File spoon-archives/deleuze-guattari.archive/deleuze-guattari_1996/d-g_Jan.96, message 127


Date: Mon, 22 Jan 1996 14:26:41 +1100
From: P.Bains-AT-uws.edu.au (Paul Bains)
Subject: RE: effort/intentions/NOW


Douglas writes,
> This is why Yoga is
>not just exercise and requires a certain spritual becoming: there is a real
>becoming-mountain, becoming-river, becoming-arc, that is not just a simple
>unification (self-presence) of the mountain and the subject which would
>simply be conclusive to anthropomorphising the mountain, the river, etc.
>This is important to me, and I mention it because I'm suprised to hear a
>dancer talking about self-presence... Where is the becoming-animal in your
>dance? If you have not yet read it, absolutely read this chapter in A
>Thousand Plateaus. It has everything to do with dance...
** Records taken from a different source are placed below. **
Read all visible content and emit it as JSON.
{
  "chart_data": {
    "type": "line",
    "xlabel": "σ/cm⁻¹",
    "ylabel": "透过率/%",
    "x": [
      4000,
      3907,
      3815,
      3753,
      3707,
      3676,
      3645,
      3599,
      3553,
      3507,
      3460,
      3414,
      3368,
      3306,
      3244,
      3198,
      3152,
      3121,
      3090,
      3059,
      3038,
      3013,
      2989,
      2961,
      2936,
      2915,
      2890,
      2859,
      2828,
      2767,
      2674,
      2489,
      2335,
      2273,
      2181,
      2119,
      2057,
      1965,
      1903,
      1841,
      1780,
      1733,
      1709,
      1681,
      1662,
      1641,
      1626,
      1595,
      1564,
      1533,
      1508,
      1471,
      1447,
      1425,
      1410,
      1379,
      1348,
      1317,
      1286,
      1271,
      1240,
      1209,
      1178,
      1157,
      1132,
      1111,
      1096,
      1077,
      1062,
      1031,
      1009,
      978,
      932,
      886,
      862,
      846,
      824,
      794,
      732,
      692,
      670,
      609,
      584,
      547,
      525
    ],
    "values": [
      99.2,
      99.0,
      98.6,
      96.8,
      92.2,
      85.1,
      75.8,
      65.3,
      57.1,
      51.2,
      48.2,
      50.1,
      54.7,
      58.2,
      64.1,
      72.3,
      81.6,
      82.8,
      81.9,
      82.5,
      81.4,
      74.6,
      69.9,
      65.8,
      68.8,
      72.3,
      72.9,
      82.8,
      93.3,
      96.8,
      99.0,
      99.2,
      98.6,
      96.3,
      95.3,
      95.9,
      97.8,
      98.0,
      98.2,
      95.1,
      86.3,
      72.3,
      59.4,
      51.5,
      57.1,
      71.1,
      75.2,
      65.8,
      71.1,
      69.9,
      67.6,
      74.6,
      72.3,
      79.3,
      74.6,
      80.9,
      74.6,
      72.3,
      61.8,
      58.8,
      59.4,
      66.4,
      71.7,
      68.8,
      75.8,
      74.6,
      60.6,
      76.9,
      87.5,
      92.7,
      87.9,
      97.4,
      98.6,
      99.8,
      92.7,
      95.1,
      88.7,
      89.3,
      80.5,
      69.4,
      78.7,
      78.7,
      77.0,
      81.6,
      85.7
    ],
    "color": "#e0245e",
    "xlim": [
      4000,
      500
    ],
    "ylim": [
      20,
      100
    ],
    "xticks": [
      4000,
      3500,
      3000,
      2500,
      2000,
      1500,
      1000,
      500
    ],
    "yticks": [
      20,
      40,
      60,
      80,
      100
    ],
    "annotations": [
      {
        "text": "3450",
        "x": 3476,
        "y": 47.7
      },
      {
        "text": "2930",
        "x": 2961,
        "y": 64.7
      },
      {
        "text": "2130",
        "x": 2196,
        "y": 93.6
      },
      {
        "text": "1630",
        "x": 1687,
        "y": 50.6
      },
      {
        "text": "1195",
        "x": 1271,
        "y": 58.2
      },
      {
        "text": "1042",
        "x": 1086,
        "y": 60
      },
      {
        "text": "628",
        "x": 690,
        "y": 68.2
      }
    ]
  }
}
Yes, of course, but why be so 'surprised, isn't there always going to be an
endless oscillation btwn these becomings (including the human) and some
"minimal subject from which to extract materials, affects, and assemblages?
(1000P, p270, english ed.)? Or to put it another way - "of course, conscious
thoughts and intentions play a part in the process, but only as one line of
causality among the many proliferating in the fractal void." (Massumi, a
user's guide, p.28). There's never any end to this chaosmose. Or as Pierre
Levy puts it "the psyche transforms the external into the interior and vice
versa, since the perceived world is always already plunged in the element of
affect....Like Leibnizian monads or Whitehead's actual occasions, each
person embodies a selection, a version, a particular vision of the common
world or global psyche."
In a way this conversation about intention.. is about articulating the
nature of the fold - the psychism is open to the exterior (that's where it
arises) but 'a transubstanciated exterior, animated by affectivity.'
what would be inter-esting would be to look at the work of someone like
Humberto Maturana who provides 'to my mind' one of the most amazing accounts
of the fold thru an understanding of the coupling of the domain of the
organism which is relational- with the closed dynamics of the nervous system
which becomes recursive in this coupling with the relational domain of
coexistence. A Leibnizian biology. And of course deleuze characterises
Ruyer's work as a leibnizian 'biological philosophy' that profoundly
analyses the virtual and the actual. But such an exploration would be
difficult to say the least. 
Paul, becoming quoting,
By the swindle of meditation freedom is not found (Saraha)
"where motility and intentionality are not operative
 And where neither sun nor moon appear,
 There you fools let mind relax restfully." (Karma-Phrin-las-pa).